Court Opinion

ID: 9462617
Source: CourtListenerOpinion
Date Created: 2023-08-04 22:45:34.105073+00
Date Added: 2024-06-11T17:37:40.781599
License: Public Domain

OPINION ON REHEARING
LEVENTHAL, Circuit Judge:
Plaintiffs call to our attention that the ’422 patent was not prior art as to the ’216 patent because the applications for these patents were in a state of co-penden-cy for a period of 8 days (from January 8, 1968, until January 16, 1968). The law is settled that “copending applications on which patents are granted to the same inventor must pass two tests of validity. They must constitute invention over the prior art, and they must be ‘different’ from each other in order to avoid double patenting.” Weatherhead Company v. Drillmaster Supply Co., 227 F.2d 98, 101 (7th Cir. 1955).
On the second of these inquiries, [c]o-pending applications are not prior art as to each other; but this means only that when the applications are made by the same inventor and the doctrine of double patenting applies, the later patent need not show an inventive advance over what was disclosed but not claimed in the earlier patent and when determining whether double-patenting exists, only the claims are compared and the claim of the patent must show an invention beyond the claims of the first.” 1 Deller’s Walker on Patents § 62, at 306 (2d ed. 1964). On April 21, 1976, after the judgment of this court issued, petitioner Turzillo moved to avoid double patenting difficulties by filing a terminal disclaimer for the remaining life of the ’216 patent after January 16, 1985, the expiration date of the ’422 patent.
Double patenting was not at issue in this case. The District Judge characterized the ’216 patent as “an improvement” over the ’422 patent. Our opinion makes clear that the two patents rest on different premises. What our opinion deals with is the initial inquiry as to whether the ’216 patent marked a nonobvious advance over the pertinent prior art. For this purpose, we believe there is some latitude for looking at the claims, as opposed to the unclaimed disclosures, of the ’422 patent.
However, to avoid any misunderstanding as to the relationship between the two patents, we have given reconsideration to this case without recourse to either the disclosures or claims of the ’422 patent. We relied on claim 1 of the ’422 patent as to the use of a rigid rod as a reinforcement to be anchoringly embedded in a column of ce-mentitious material.1 This reliance was un*1403necessary. The location of reinforcing members in a concrete pile is a feature of the conventional “percussion method,” as illustrated by the Newman patent — a teaching that is old in the art. With that modification, our original opinion demonstrates the lack of requisite invention in the ’216 patent.2
Plaintiffs put it that a holding of obviousness by this court can only be based upon improper hindsight reconstruction of the prior art.
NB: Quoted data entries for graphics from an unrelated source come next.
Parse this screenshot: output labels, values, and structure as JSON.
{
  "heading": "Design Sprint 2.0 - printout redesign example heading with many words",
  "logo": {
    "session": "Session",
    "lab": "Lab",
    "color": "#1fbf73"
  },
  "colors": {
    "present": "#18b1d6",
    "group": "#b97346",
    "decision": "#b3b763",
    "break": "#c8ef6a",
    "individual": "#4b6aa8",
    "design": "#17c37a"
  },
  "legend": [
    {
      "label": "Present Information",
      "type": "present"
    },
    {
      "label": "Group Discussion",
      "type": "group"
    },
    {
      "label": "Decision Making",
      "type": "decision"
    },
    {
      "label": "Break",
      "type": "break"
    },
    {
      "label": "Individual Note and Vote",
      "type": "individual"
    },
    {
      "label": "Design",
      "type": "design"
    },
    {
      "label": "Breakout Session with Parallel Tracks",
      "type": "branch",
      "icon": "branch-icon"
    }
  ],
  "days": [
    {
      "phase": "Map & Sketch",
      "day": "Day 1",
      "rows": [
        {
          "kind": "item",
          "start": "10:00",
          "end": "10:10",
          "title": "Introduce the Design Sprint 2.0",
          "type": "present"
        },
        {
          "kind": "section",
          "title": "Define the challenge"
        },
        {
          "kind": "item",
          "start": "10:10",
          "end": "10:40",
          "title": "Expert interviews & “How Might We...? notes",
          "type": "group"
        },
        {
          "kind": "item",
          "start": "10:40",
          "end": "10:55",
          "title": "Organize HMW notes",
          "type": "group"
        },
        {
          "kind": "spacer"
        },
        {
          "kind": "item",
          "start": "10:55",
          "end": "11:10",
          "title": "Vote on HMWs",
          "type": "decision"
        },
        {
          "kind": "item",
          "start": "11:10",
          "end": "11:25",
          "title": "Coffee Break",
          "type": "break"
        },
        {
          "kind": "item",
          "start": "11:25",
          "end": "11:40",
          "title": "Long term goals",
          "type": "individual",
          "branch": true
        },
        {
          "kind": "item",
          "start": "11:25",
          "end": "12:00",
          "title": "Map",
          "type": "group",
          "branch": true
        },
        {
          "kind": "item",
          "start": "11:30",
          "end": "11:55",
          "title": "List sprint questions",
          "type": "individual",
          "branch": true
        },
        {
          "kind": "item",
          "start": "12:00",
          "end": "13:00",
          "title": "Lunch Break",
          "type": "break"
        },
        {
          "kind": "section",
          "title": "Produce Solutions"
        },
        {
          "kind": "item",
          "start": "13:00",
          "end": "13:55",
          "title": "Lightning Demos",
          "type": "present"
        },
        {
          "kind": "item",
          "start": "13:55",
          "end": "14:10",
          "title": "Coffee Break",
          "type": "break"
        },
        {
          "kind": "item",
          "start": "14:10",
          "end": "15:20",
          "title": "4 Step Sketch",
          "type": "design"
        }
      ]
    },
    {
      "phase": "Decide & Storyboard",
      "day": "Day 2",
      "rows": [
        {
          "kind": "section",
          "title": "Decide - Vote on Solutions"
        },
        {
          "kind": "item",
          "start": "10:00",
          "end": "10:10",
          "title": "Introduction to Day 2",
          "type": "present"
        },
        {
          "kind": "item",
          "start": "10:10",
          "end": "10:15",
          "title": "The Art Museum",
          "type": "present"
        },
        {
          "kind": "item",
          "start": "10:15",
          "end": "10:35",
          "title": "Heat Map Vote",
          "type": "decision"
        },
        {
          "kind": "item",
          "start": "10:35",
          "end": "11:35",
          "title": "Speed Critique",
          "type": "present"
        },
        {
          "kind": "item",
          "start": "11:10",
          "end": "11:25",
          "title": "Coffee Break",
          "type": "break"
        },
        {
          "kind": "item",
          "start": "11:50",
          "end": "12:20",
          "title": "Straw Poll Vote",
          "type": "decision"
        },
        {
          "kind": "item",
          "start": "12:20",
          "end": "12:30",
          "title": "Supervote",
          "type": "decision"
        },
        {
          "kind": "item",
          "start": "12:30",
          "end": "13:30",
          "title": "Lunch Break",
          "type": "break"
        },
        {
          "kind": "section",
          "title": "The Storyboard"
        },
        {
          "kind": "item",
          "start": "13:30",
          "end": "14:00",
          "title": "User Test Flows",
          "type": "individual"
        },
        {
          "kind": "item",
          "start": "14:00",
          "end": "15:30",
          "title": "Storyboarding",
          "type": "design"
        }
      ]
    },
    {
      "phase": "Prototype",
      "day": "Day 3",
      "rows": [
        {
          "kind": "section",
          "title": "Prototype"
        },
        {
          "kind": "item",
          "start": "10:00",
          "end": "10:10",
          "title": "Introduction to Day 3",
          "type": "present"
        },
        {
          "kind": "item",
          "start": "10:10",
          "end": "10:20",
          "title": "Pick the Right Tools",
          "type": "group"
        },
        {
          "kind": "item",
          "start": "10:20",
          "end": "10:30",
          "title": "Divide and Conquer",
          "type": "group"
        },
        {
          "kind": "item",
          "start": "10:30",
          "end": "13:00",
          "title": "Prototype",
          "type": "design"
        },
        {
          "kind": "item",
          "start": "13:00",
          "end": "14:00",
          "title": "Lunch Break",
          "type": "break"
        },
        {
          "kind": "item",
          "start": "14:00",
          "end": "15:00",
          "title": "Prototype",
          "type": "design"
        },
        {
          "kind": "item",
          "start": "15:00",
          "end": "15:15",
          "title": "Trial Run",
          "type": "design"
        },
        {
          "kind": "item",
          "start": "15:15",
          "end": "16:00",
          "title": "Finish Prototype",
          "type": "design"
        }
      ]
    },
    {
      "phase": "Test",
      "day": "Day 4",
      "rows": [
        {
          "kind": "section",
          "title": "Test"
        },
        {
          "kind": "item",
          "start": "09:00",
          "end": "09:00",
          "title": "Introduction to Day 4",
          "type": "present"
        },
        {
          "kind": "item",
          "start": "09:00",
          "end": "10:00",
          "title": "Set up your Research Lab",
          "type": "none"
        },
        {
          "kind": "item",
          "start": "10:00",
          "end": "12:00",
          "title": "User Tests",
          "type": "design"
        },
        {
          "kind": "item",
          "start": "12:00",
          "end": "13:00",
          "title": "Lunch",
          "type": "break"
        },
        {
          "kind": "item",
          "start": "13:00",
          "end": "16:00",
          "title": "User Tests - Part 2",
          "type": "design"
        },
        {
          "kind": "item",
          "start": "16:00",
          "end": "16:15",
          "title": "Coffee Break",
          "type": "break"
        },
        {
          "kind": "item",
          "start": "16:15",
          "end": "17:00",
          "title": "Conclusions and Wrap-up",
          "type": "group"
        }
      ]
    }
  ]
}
All we can say is that we tried to be aware of the problem and to avoid the vice. “[T]he mere existence of differences between the prior art and an invention does not establish the invention’s nonobviousness. The gap between the prior art and [plaintiffs’] system is simply not so great as to render the system nonobvious to one reasonably skilled in the art.” Dann v. Johnston, - U.S. -, -, 96 S.Ct. 1393, 1399, 47 L.Ed.2d 692, 700, 44 U.S.L.W. 4463, 4466 (1976). Ultimately, as was reinforced by the Supreme Court’s most recent patent opinion, Sakraida v. Ag Pro, Inc., - U.S. -, -, 96 S.Ct. 1532, 1536-37, 47 L.Ed.2d 784, 790-91, 44 U.S.L.W. 4477, 4480 (1976), a court must exercise its judgment on this question of law, and is not controlled by commercial success or acceptance.

. Plaintiffs’ petition points out that we misstate the teaching of the ’422 patent in suggesting that “the rod that had just been in contact with the bit was left in as reinforcement after contact with the bit had ended.” (at-of 174 U.S.App.D.C., at 1401-1402 of 532 F.2d). This was an inadvertence. We intended “drill” when we said “bit.”

. Plaintiffs’ petition states that the claims of the ’216 patent recite many limitations not considered by this court. These were not briefed or argued as demonstrating nonobvious advances.